"What do you mean?" I asked. "I cannot believe that your son is in any way guilty of his own illness."

"He's a well-behaved lad, my Joe," she answered; "but he hasn't learned what I had to learn long ago."

"What is that?" I asked.

"To make up his mind, and stick to it. To do one thing or the other."

She was a woman with a long upper lip and a judicial face, and as she spoke, her lip grew longer and longer; and when she closed her mouth in mark of her own resolution, that lip seemed to occupy two-thirds of all her face under the nose.

"And what is it he won't do?"

"I don't mind whether he does it or not, if he would only make—up—his—mind—and—stick—to—it."

"What is it you want him to do, then?"

"I don't want him to do it, I'm sure. It's no good to me—and wouldn't be much to him, that I'll be bound. Howsomever, he must please himself."

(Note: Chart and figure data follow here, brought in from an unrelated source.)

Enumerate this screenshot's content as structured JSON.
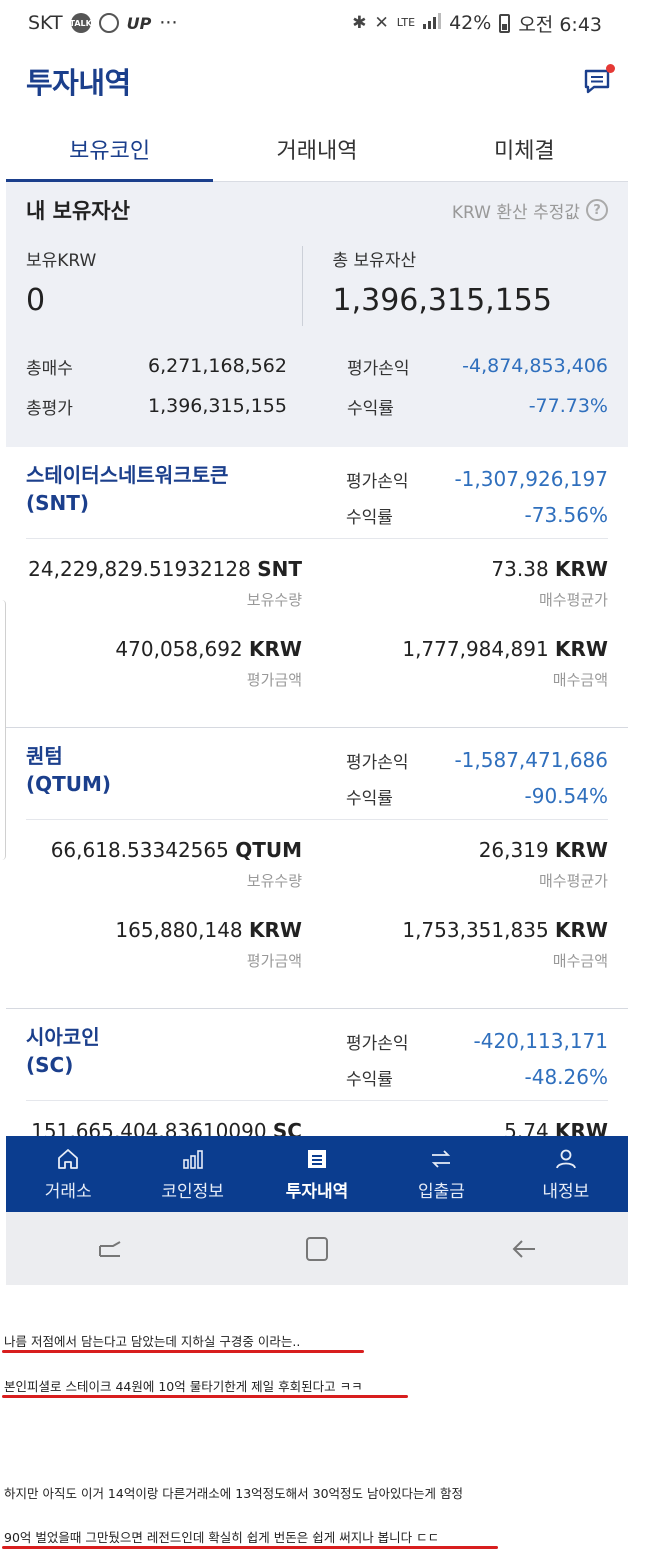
{
  "status_bar": {
    "carrier": "SKT",
    "talk_icon_text": "TALK",
    "up_text": "UP",
    "more": "···",
    "network": "LTE",
    "battery": "42%",
    "time": "오전 6:43"
  },
  "header": {
    "title": "투자내역"
  },
  "tabs": [
    {
      "label": "보유코인",
      "active": true
    },
    {
      "label": "거래내역",
      "active": false
    },
    {
      "label": "미체결",
      "active": false
    }
  ],
  "summary": {
    "title": "내 보유자산",
    "note": "KRW 환산 추정값",
    "holding_krw_label": "보유KRW",
    "holding_krw_value": "0",
    "total_assets_label": "총 보유자산",
    "total_assets_value": "1,396,315,155",
    "total_buy_label": "총매수",
    "total_buy_value": "6,271,168,562",
    "pl_label": "평가손익",
    "pl_value": "-4,874,853,406",
    "total_eval_label": "총평가",
    "total_eval_value": "1,396,315,155",
    "return_label": "수익률",
    "return_value": "-77.73%"
  },
  "coins": [
    {
      "name": "스테이터스네트워크토큰",
      "symbol": "(SNT)",
      "pl_label": "평가손익",
      "pl_value": "-1,307,926,197",
      "return_label": "수익률",
      "return_value": "-73.56%",
      "qty_value": "24,229,829.51932128",
      "qty_unit": "SNT",
      "qty_label": "보유수량",
      "avg_value": "73.38",
      "avg_unit": "KRW",
      "avg_label": "매수평균가",
      "eval_value": "470,058,692",
      "eval_unit": "KRW",
      "eval_label": "평가금액",
      "buy_value": "1,777,984,891",
      "buy_unit": "KRW",
      "buy_label": "매수금액"
    },
    {
      "name": "퀀텀",
      "symbol": "(QTUM)",
      "pl_label": "평가손익",
      "pl_value": "-1,587,471,686",
      "return_label": "수익률",
      "return_value": "-90.54%",
      "qty_value": "66,618.53342565",
      "qty_unit": "QTUM",
      "qty_label": "보유수량",
      "avg_value": "26,319",
      "avg_unit": "KRW",
      "avg_label": "매수평균가",
      "eval_value": "165,880,148",
      "eval_unit": "KRW",
      "eval_label": "평가금액",
      "buy_value": "1,753,351,835",
      "buy_unit": "KRW",
      "buy_label": "매수금액"
    },
    {
      "name": "시아코인",
      "symbol": "(SC)",
      "pl_label": "평가손익",
      "pl_value": "-420,113,171",
      "return_label": "수익률",
      "return_value": "-48.26%",
      "qty_value": "151,665,404.83610090",
      "qty_unit": "SC",
      "avg_value": "5.74",
      "avg_unit": "KRW"
    }
  ],
  "bottom_nav": [
    {
      "label": "거래소",
      "icon": "home-icon",
      "active": false
    },
    {
      "label": "코인정보",
      "icon": "bar-chart-icon",
      "active": false
    },
    {
      "label": "투자내역",
      "icon": "document-icon",
      "active": true
    },
    {
      "label": "입출금",
      "icon": "transfer-icon",
      "active": false
    },
    {
      "label": "내정보",
      "icon": "user-icon",
      "active": false
    }
  ],
  "system_nav": [
    "recent-apps-icon",
    "home-button-icon",
    "back-icon"
  ],
  "caption": {
    "line1": "나름 저점에서 담는다고 담았는데 지하실 구경중 이라는..",
    "line2": "본인피셜로 스테이크 44원에 10억 물타기한게 제일 후회된다고 ㅋㅋ",
    "line3": "하지만 아직도 이거 14억이랑 다른거래소에 13억정도해서 30억정도 남아있다는게 함정",
    "line4": "90억 벌었을때 그만뒀으면 레전드인데 확실히 쉽게 번돈은 쉽게 써지나 봅니다 ㄷㄷ",
    "underline_color": "#d81e1e"
  },
  "colors": {
    "brand": "#1b3f8c",
    "nav": "#0b3d8f",
    "negative": "#2f6fbd"
  }
}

I thought it not very wonderful that he looked gloomy, if there was no more sunshine for him at home than his mother's face indicated. Few things can make a man so strong and able for his work as a sun indoors, whose rays are smiles, ever ready to shine upon him when he opens the door,—the face of wife or mother or sister. Now his mother's face certainly was not sunny. No doubt it must have shone upon him when he was a baby. God has made that provision for babies, who need sunshine so much that a mother's face cannot help being sunny to them: why should the sunshine depart as the child grows older?